Jean-Yves Caullet y a justement fait allusion. Mais je ne vois pas en quoi son développement, et nous n’en sommes qu’aux prémices, conduit à ouvrir des supermarchés le dimanche ! Il y a là une étape de raisonnement économique qui m’échappe. Je le dis également à mon collègue François Brottes, dont j’apprécie beaucoup les connaissances économiques : je ne vois pas en quoi l’essor du commerce en ligne conduit inévitablement à ouvrir le dimanche des commerces en général, et des supermarchés en particulier. Nous n’avons donc pas de raison d’être, aujourd’hui, porteurs de cette régression alors que nous avions donné, il y a six ans, des arguments tout à fait définitifs.
Je le redis : notre majorité doit défendre ses principes, parce qu’ils sont le fruit de longs combats. Monsieur le ministre, il ne s’agit pas d’une histoire qui commencerait aujourd’hui. Ne cédez pas au vertige de la page blanche : vous seriez victime d’une illusion politique, ce dont vous – mais surtout nous – nous rendrions coupables. Je revendique donc notre constance : celle des paroles prononcées en 2009 par la plupart des dirigeants de la gauche française. Comme l’a dit Pascal Cherki, nous sommes comptables de ces engagements. Et nous ne nous trouvons pas, chaque matin, devant une page blanche. Peut-être certains le regrettent-ils.
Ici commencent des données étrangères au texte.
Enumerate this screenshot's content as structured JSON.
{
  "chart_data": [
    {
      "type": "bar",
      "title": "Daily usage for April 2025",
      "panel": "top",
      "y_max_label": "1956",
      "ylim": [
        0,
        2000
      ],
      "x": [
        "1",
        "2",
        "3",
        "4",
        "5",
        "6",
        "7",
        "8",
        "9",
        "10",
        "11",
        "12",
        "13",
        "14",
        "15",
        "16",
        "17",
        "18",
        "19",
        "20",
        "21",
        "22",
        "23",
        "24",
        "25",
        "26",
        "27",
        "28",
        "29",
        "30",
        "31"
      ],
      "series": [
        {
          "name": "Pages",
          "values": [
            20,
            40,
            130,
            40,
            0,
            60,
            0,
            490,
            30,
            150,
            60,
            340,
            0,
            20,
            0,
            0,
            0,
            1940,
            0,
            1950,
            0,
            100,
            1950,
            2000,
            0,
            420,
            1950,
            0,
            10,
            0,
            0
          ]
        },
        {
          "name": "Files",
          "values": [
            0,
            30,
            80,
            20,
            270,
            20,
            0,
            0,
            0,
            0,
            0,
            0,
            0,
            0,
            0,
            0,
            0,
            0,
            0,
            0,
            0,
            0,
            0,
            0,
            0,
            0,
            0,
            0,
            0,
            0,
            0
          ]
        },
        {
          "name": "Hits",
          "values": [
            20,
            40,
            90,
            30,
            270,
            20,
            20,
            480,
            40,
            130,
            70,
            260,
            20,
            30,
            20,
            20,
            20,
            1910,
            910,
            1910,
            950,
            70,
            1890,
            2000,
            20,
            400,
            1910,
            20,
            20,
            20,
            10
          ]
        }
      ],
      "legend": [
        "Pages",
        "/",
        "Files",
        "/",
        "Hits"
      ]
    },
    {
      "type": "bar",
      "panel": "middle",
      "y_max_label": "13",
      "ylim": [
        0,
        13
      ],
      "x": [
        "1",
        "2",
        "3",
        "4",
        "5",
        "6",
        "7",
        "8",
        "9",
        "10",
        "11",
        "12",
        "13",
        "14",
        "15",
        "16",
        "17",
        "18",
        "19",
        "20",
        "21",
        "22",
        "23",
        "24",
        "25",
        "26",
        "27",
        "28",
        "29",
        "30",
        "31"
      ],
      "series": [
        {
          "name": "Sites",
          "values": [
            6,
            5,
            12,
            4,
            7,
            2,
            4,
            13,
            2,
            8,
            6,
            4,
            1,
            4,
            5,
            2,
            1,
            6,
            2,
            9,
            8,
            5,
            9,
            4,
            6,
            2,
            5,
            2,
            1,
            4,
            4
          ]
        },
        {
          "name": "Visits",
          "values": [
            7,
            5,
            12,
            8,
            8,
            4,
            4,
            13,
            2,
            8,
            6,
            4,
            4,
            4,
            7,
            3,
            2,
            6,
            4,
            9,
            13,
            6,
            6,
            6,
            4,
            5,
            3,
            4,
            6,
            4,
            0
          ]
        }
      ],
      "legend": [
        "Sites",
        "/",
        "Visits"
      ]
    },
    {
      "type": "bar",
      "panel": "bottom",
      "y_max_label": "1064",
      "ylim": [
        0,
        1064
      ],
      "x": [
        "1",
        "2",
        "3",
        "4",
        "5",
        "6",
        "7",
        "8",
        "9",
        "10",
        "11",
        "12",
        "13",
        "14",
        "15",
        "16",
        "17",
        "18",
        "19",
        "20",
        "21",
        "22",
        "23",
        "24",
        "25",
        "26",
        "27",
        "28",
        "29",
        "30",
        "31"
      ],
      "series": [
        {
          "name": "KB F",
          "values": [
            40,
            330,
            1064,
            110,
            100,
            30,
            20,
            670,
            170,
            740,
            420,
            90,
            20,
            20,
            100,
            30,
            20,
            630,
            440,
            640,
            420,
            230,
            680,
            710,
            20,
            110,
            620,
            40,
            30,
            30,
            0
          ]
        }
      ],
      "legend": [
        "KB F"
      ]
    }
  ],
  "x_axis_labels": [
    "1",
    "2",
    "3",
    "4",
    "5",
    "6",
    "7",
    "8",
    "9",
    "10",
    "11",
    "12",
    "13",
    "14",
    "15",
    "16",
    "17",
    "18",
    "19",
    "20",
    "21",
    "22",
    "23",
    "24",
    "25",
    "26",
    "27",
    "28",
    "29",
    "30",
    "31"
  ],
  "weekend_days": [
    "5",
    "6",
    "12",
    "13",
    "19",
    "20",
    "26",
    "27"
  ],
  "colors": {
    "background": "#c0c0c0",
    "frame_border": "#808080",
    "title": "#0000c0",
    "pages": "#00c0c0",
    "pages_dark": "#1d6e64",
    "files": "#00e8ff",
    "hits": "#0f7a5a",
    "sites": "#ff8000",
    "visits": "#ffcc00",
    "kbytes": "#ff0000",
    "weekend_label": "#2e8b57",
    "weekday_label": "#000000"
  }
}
Enfin, en ce début de débat sur le travail dominical, je veux poser à notre majorité trois questions. Cette extension du travail et de l’ouverture des commerces le dimanche est-elle économiquement efficace ? Nous avons tous pris connaissance des études : elle débouchera, certes, sur des créations, mais aussi sur des destructions d’emplois. Des milliers d’emplois seront probablement créés, mais des milliers seront aussi détruits dans le même temps. Cela avait d’ailleurs été parfaitement dit en 2009 dans cette tribune signé par 122 parlementaires de gauche : « Loin des créations d’emplois annoncées, c’est plutôt une destruction d’emplois qui nous attend, et particulièrement ceux du commerce de proximité ». La façon dont la grande distribution a cannibalisé le commerce de proximité n’est pas quelque chose que nous découvrons : c’est une longue histoire, qui s’étend sur plusieurs décennies. Or nous allons l’amplifier. Donc, sur le plan de l’efficacité économique, un doute profond subsiste.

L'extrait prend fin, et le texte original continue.